İnsanları Allah’ın yolundan alıkoyan ve hem dinlerinde, hem de dünyalarında felâketten felâkete sürükleyen iki önemli sebep, 328. Kur’an Buluşmasının ana konularını teşkil ediyordu.
Bu sebeplerden biri “aklını kullanmamak,” diğeri de “taklitçilik” idi.
Buluşmada Mâide sûresinin şu mealdeki 103-104’üncü âyetlerini okuduk:
Bahîre, sâibe, vasîle ve hâm’ı Allah size yasalaştırmadı; kâfirler yalan uydurarak Allah’a iftira ediyorlar. Zaten onların çoğunluğu akıl edemeyen kimselerdir.
Onlara “Allah’ın indirdiğine ve Peygambere gelin” dendiğinde, “Atalarımızdan gördüğümüz şey bize yeter” derler. Ya onların ataları hiçbir şey bilmeyen ve doğru yolu bulamayan kimseler ise?
Kur’ân-ı Kerimin bütününü bu âyetlerin ışığında gözden geçirdiğimiz zaman açıkça gördük ki, Allah’ın kitabı bizi daima aklımızı kullanmaya çağırıyor, delilsiz bir şekilde körü körüne taklitçiliği de ebedî felâketlerin en büyük sebebi olarak gösteriyordu.
Bu iki gerçek, bizi özetle şu tesbitleri yapmaya sevk etti:
- Akıl, insanı insan yapan en önemli özelliğidir ve Kur’ân-ı Kerim de başından sonuna kadar akıl üzerinde yaptığı vurgularla, insanı, aklını kullanmaya çağırmış, aklını kullanmayanların âkıbetlerini ibret levhaları halinde gözlerimizin önüne sermiştir.
- İnsanı aziz eden akıl iken, zelil eden de aklını kullanmamaktır ki, taklitçilik, bu felâketi insanın başına açan en önemli sebep olarak görünmektedir.
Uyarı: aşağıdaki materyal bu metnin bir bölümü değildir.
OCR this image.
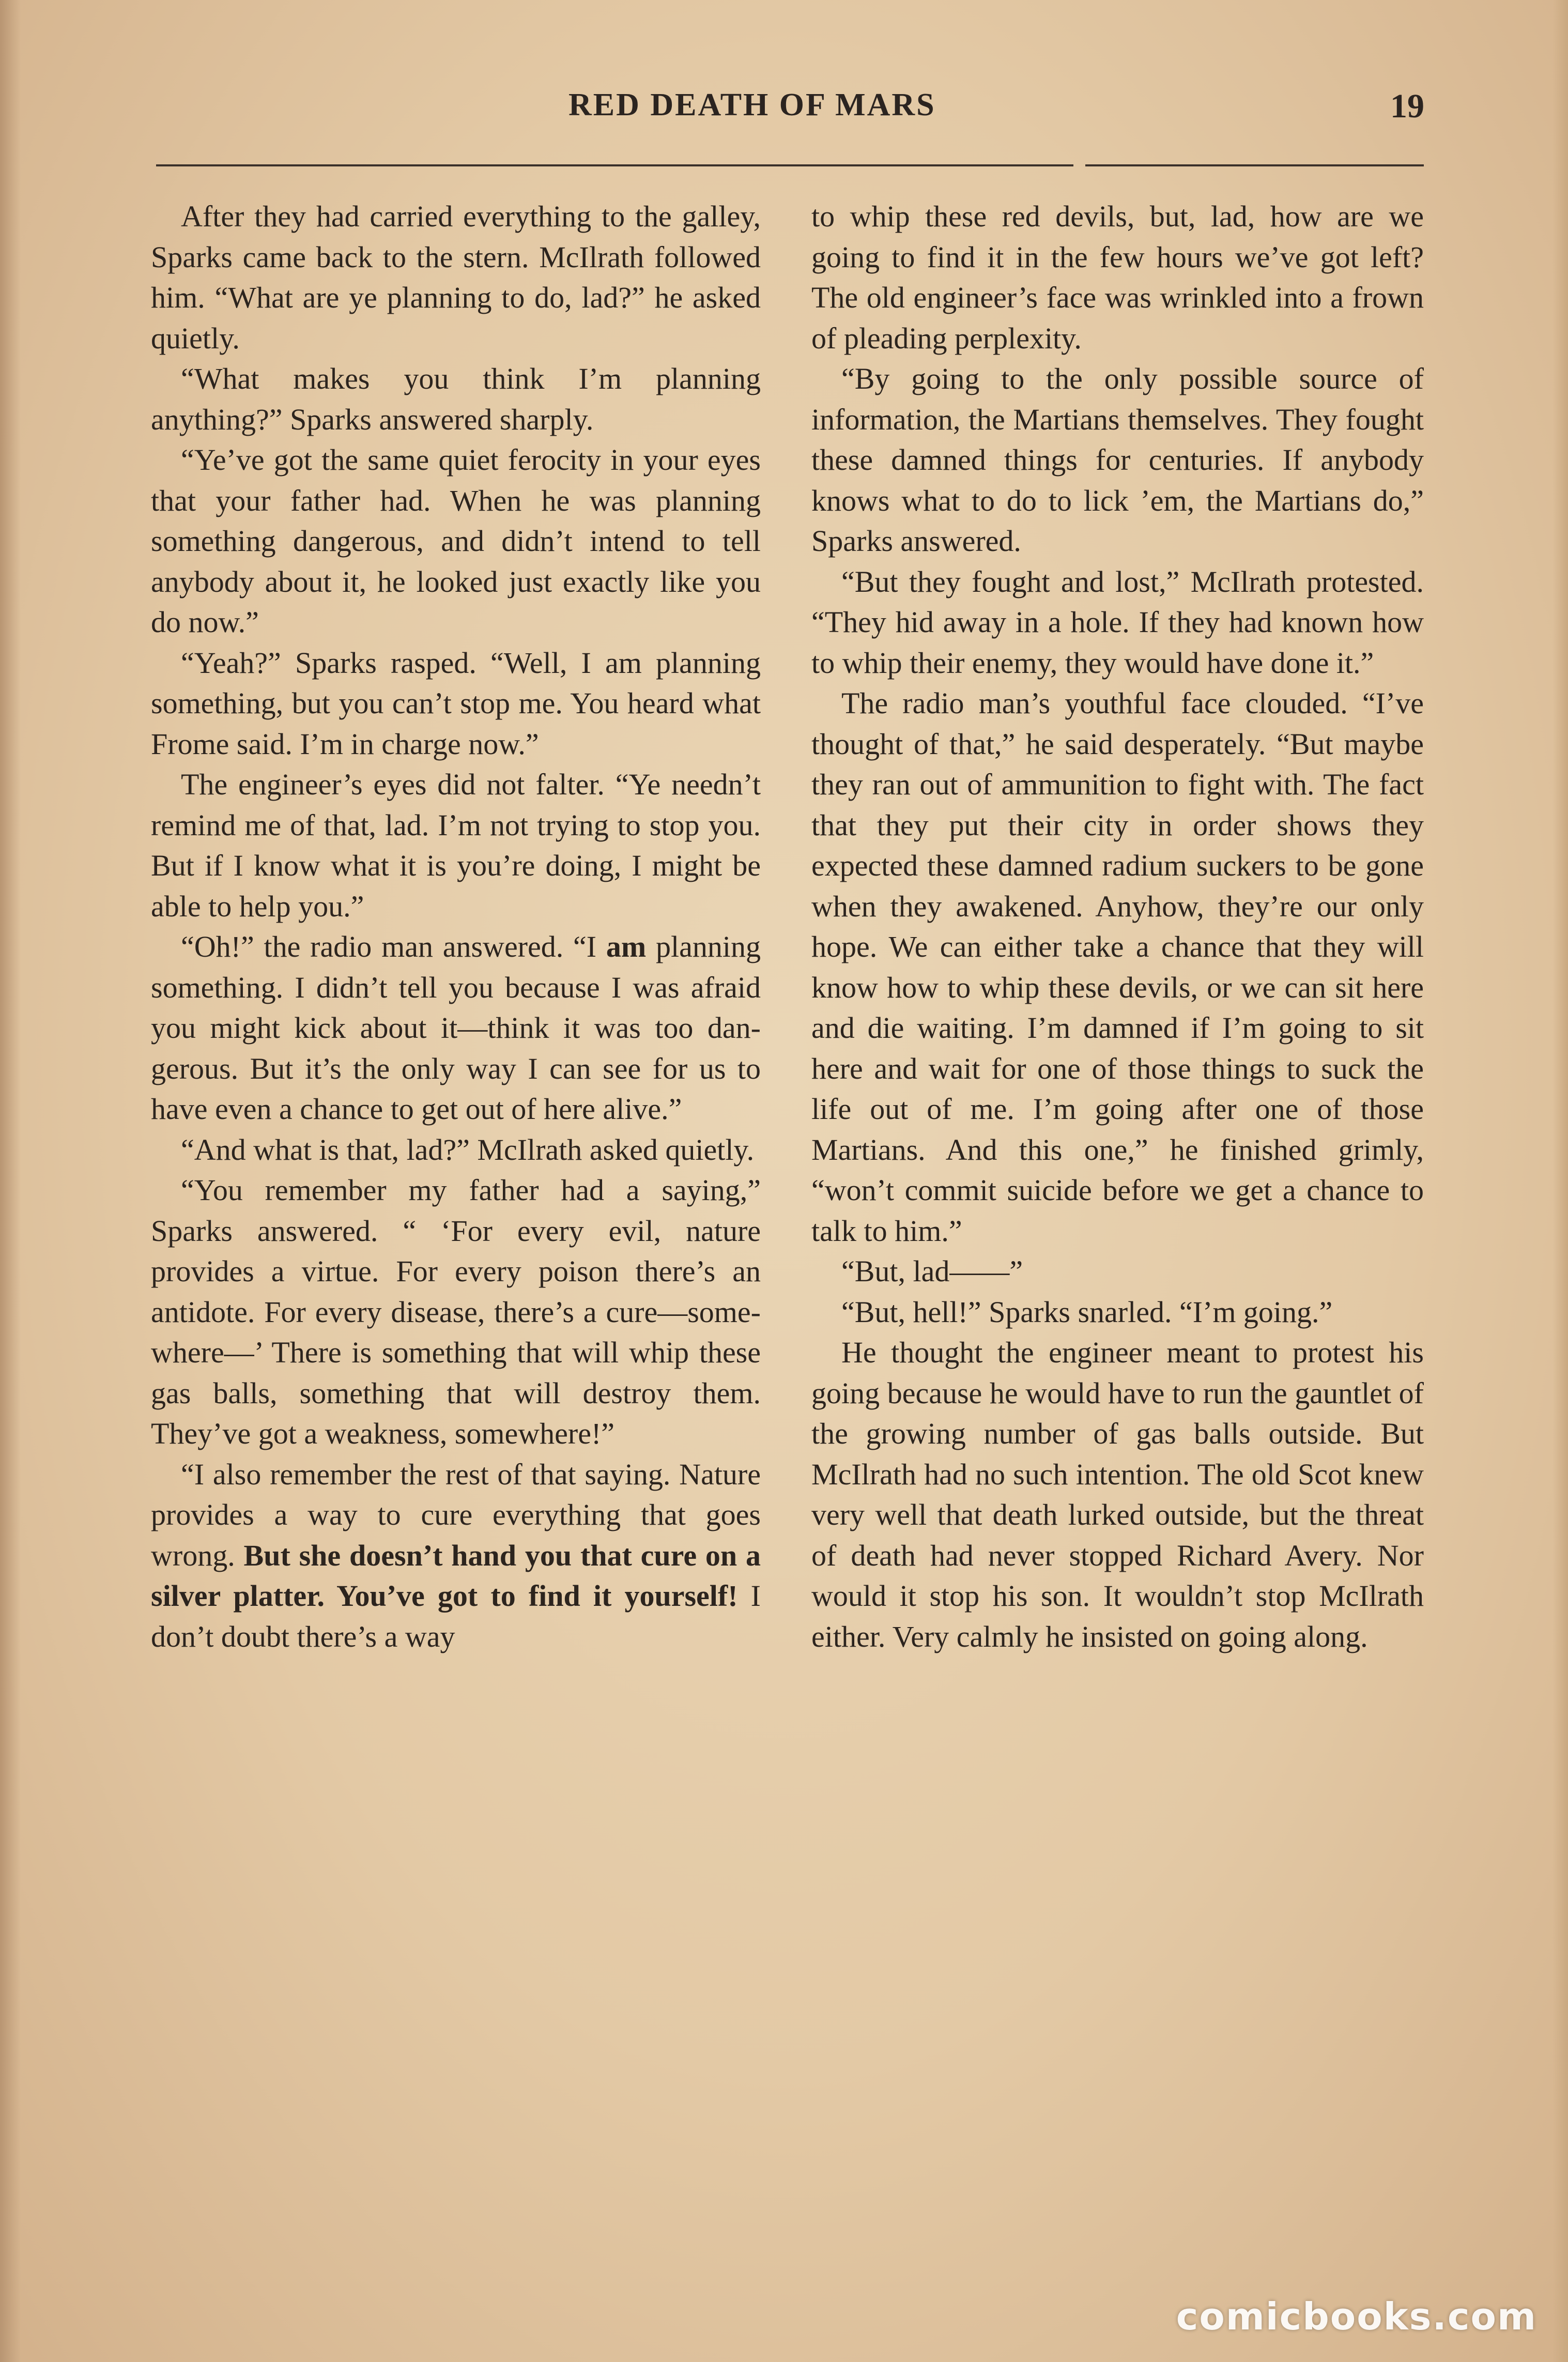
RED DEATH OF MARS	19

After they had carried everything to the galley, Sparks came back to the stern. McIlrath followed him. “What are ye planning to do, lad?” he asked quietly.

“What makes you think I’m planning anything?” Sparks answered sharply.

“Ye’ve got the same quiet ferocity in your eyes that your father had. When he was planning something dangerous, and didn’t intend to tell anybody about it, he looked just exactly like you do now.”

“Yeah?” Sparks rasped. “Well, I am planning something, but you can’t stop me. You heard what Frome said. I’m in charge now.”

The engineer’s eyes did not falter. “Ye needn’t remind me of that, lad. I’m not trying to stop you. But if I know what it is you’re doing, I might be able to help you.”

“Oh!” the radio man answered. “I am planning something. I didn’t tell you because I was afraid you might kick about it—think it was too dangerous. But it’s the only way I can see for us to have even a chance to get out of here alive.”

“And what is that, lad?” McIlrath asked quietly.

“You remember my father had a saying,” Sparks answered. “ ‘For every evil, nature provides a virtue. For every poison there’s an antidote. For every disease, there’s a cure—somewhere—’ There is something that will whip these gas balls, something that will destroy them. They’ve got a weakness, somewhere!”

“I also remember the rest of that saying. Nature provides a way to cure everything that goes wrong. But she doesn’t hand you that cure on a silver platter. You’ve got to find it yourself! I don’t doubt there’s a way

to whip these red devils, but, lad, how are we going to find it in the few hours we’ve got left? The old engineer’s face was wrinkled into a frown of pleading perplexity.

“By going to the only possible source of information, the Martians themselves. They fought these damned things for centuries. If anybody knows what to do to lick ’em, the Martians do,” Sparks answered.

“But they fought and lost,” McIlrath protested. “They hid away in a hole. If they had known how to whip their enemy, they would have done it.”

The radio man’s youthful face clouded. “I’ve thought of that,” he said desperately. “But maybe they ran out of ammunition to fight with. The fact that they put their city in order shows they expected these damned radium suckers to be gone when they awakened. Anyhow, they’re our only hope. We can either take a chance that they will know how to whip these devils, or we can sit here and die waiting. I’m damned if I’m going to sit here and wait for one of those things to suck the life out of me. I’m going after one of those Martians. And this one,” he finished grimly, “won’t commit suicide before we get a chance to talk to him.”

“But, lad——”

“But, hell!” Sparks snarled. “I’m going.”

He thought the engineer meant to protest his going because he would have to run the gauntlet of the growing number of gas balls outside. But McIlrath had no such intention. The old Scot knew very well that death lurked outside, but the threat of death had never stopped Richard Avery. Nor would it stop his son. It wouldn’t stop McIlrath either. Very calmly he insisted on going along.

comicbooks.com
Allah Teâlânın bize gönderdiği kitap, aklı öven ve aklı kullanmaya bizi teşvik eden âyetler gibi, taklidi yeren ve bizi taklitçilikten uzak durmaya çağıran uyarılarla da doludur.
- Taklitçilik, zamana ve zemine göre farklı kılıklar altında ortaya çıkabilir. Bugünün en yaygın taklitçiliği de, aslında ondan en ziyade uzakta bulunması gereken bilim alanında ortaya çıkmaktadır. Kâinattaki her varlık ve her olay, üzerinde Yer ve Gökler Rabbinin apaçık mühürlerini gözler önüne serdiği halde, zamanımızın egemen anlayışı, bu mühürleri gözlerden saklayacak şekilde varlıkları ve olayları okumaya insanları sevk etmektedir. Bu konuyu, Bakara sûresinin 170. âyetini okuduğumuz 70. bölümde daha ayrıntılı şekilde ele almıştık.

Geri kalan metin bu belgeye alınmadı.